Arthur Lira (PP-AL) foi chamado para uma reunião no Palácio do Planalto há duas semanas para discutir a dificuldade do governo em negociar com os deputados federais e colocar em votação as pautas eleitas nas urnas em 2022. Na ocasião, o presidente da Câmara dos Deputados disse ao presidente Luiz Inácio Lula da Silva (PT) que os parlamentares não esperam do governo mais cargos para a formação da base no Congresso. Eles querem verbas do Orçamento federal.
O Palácio do Planalto tem negociado com os deputados federais desde o início do governo, via Arthur Lira e o ministro das Relações Institucionais, Alexandre Padilha. Lula, no entanto, não pretende abrir mão de ter um papel decisivo na destinação orçamentária e nem deixar a torneira aberta para o Congresso, como fez o ex-presidente Jair Bolsonaro (PL), que ficou refém dos parlamentares.
A pedra no caminho do governo é o esquema do orçamento secreto, manipulado via emendas de relator As emendas foram criadas em 2019 a partir de projeto de iniciativa de Jair Bolsonaro, que alterou a Lei de Diretrizes Orçamentárias (LDO) de 2020, deixando os deputados livres para movimentar dinheiro em seus territórios.
Desde 2020, então, a Câmara dos Deputados passou a negociar com o Palácio do Planalto com o orçamento embaixo do braço, utilizando os recursos da União para fomentar suas bases eleitorais e garantir maior influência local durante as eleições de 2022.
Apesar da resistência de Lula à prática, o governo decidiu ceder aos apelos de Arthur Lira e à sanha dos deputados por dinheiro. Uma semana após a reclamação do presidente da Câmara, o governo liberou R$ 700 milhões em emendas.
"Descentralizar"?
Na última segunda-feira (15), em entrevista à BandNewsTV, Lira criticou o Palácio do Planalto, mesmo após a liberação das emendas. "Eu apelo que o governo precisa descentralizar, confiar e delegar, para melhorar a articulação política. Enquanto o governo não descentralizar, as coisas não vão andar. O governo está muito centralizado no PT e precisa abrir mão de espaços para outros partidos."
Na mesma entrevista, Lira disse que Lula "deve focar em diminuir desigualdades e nas pautas sociais e não no debate ideológico".
Para a cientista política Tathiana Chicarino, o presidente da Câmara é resistente a outro modelo de negociação entre o governo e a Casa, que garantia a manutenção da governabilidade no país antes de Jair Bolsonaro. "O Lira tem tido um papel nos últimos anos de controlador do orçamento.

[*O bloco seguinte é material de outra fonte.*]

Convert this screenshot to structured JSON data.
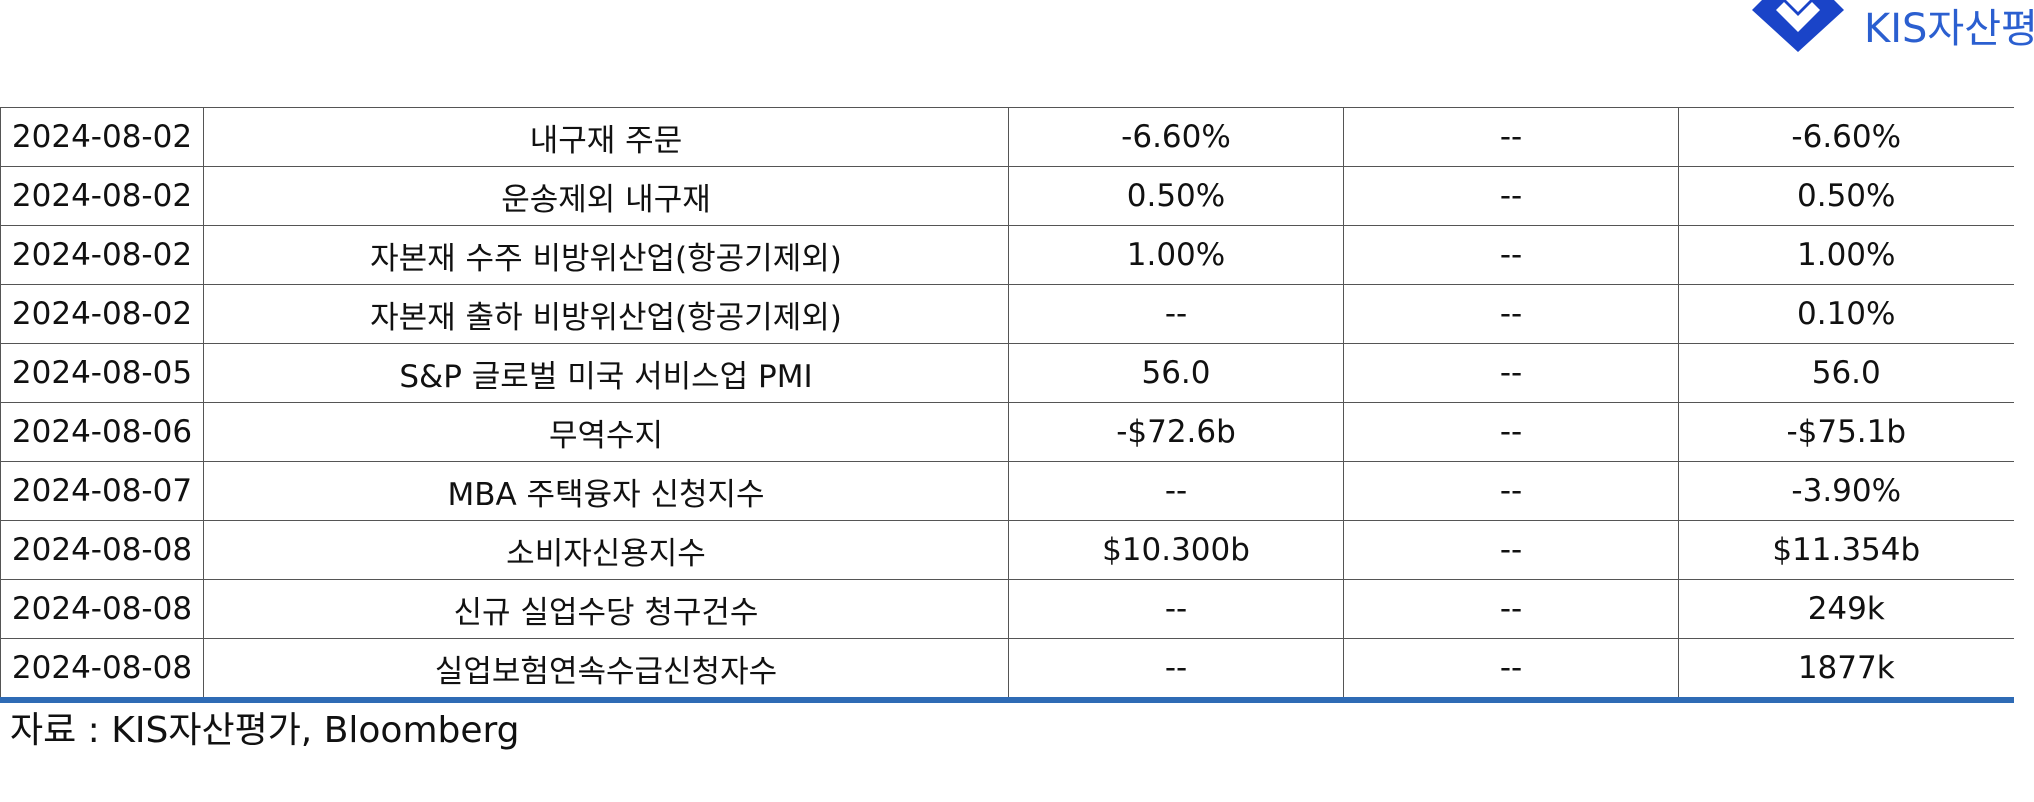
{
  "logo": {
    "text": "KIS자산평",
    "color": "#1a44c8"
  },
  "rows": [
    [
      "2024-08-02",
      "내구재 주문",
      "-6.60%",
      "--",
      "-6.60%"
    ],
    [
      "2024-08-02",
      "운송제외 내구재",
      "0.50%",
      "--",
      "0.50%"
    ],
    [
      "2024-08-02",
      "자본재 수주 비방위산업(항공기제외)",
      "1.00%",
      "--",
      "1.00%"
    ],
    [
      "2024-08-02",
      "자본재 출하 비방위산업(항공기제외)",
      "--",
      "--",
      "0.10%"
    ],
    [
      "2024-08-05",
      "S&P 글로벌 미국 서비스업 PMI",
      "56.0",
      "--",
      "56.0"
    ],
    [
      "2024-08-06",
      "무역수지",
      "-$72.6b",
      "--",
      "-$75.1b"
    ],
    [
      "2024-08-07",
      "MBA 주택융자 신청지수",
      "--",
      "--",
      "-3.90%"
    ],
    [
      "2024-08-08",
      "소비자신용지수",
      "$10.300b",
      "--",
      "$11.354b"
    ],
    [
      "2024-08-08",
      "신규 실업수당 청구건수",
      "--",
      "--",
      "249k"
    ],
    [
      "2024-08-08",
      "실업보험연속수급신청자수",
      "--",
      "--",
      "1877k"
    ]
  ],
  "source": "자료 : KIS자산평가, Bloomberg",
  "colors": {
    "rule": "#2e6bb5",
    "grid": "#555555"
  }
}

Diferente de outros governos, em que o presidencialismo de coalizão se dava pela divisão dos espaços de poder em ministérios e cargos de segundo escalão em estatais, o que vemos agora é uma composição do governo que depende da destinação orçamentária", explicou ela, que é professora da Escola de Sociologia e Política de São Paulo (FESPSP) e da PUC-SP.
Para além das questões orçamentárias, Chicarino vê dificuldades político-ideológicas para o governo. "Isso reflete o resultado eleitoral de 2022. Embora o PT tenha tido uma bancada grande, a oposição também é bastante grande e muito articulada, especialmente em torno do presidente da Câmara, o Arthur Lira. Então, essa dificuldade já era esperada, justamente por conta da composição dos partidos. Temos, portanto, um Congresso de direita."
Líder do PT na Câmara dos Deputados, Zeca Dirceu (PT-PR) minimizou a adversidade entre o Palácio do Planalto e os parlamentares. "A dificuldade que o governo enfrenta não é do tamanho que parece ser, é muito menor. Todo governo novo enfrenta uma série de dificuldades para se organizar e começar a funcionar. Eu sinto que aqui no Congresso há uma insatisfação, não é tão grande quanto parece e nem pelos rumos da articulação política, ou pelas políticas públicas que o presidente Lula está desenvolvendo. Pelo contrário, há uma satisfação pelas entregas, que melhoram a vida do povo."
O petista reconhece que a solução passa por colocar mais dinheiro na mão dos deputados mimados por Bolsonaro. "Onde está a insatisfação? Na velocidade e amplitude da execução orçamentária, que a montagem do governo e delegação dos cargos está ocorrendo. Uma insatisfação mais por velocidade e amplitude, do que por rumo adotado. Está fácil do governo equacionar."
Para Chicarino, o imbróglio pode se estender. "Vai demorar um tempo para que isso se acomode. Devemos ter um governo um pouco instável, diferente dos dois primeiros de Lula e o primeiro da Dilma, lembrando que só no segundo governo de Dilma que essa coalizão começou a mostrar rachas. Nós temos algumas pessoas no governo que são muito boas em fazer essa articulação, alguns parlamentares muito experientes, mas Lira também tem essa expertise", alerta a cientista política.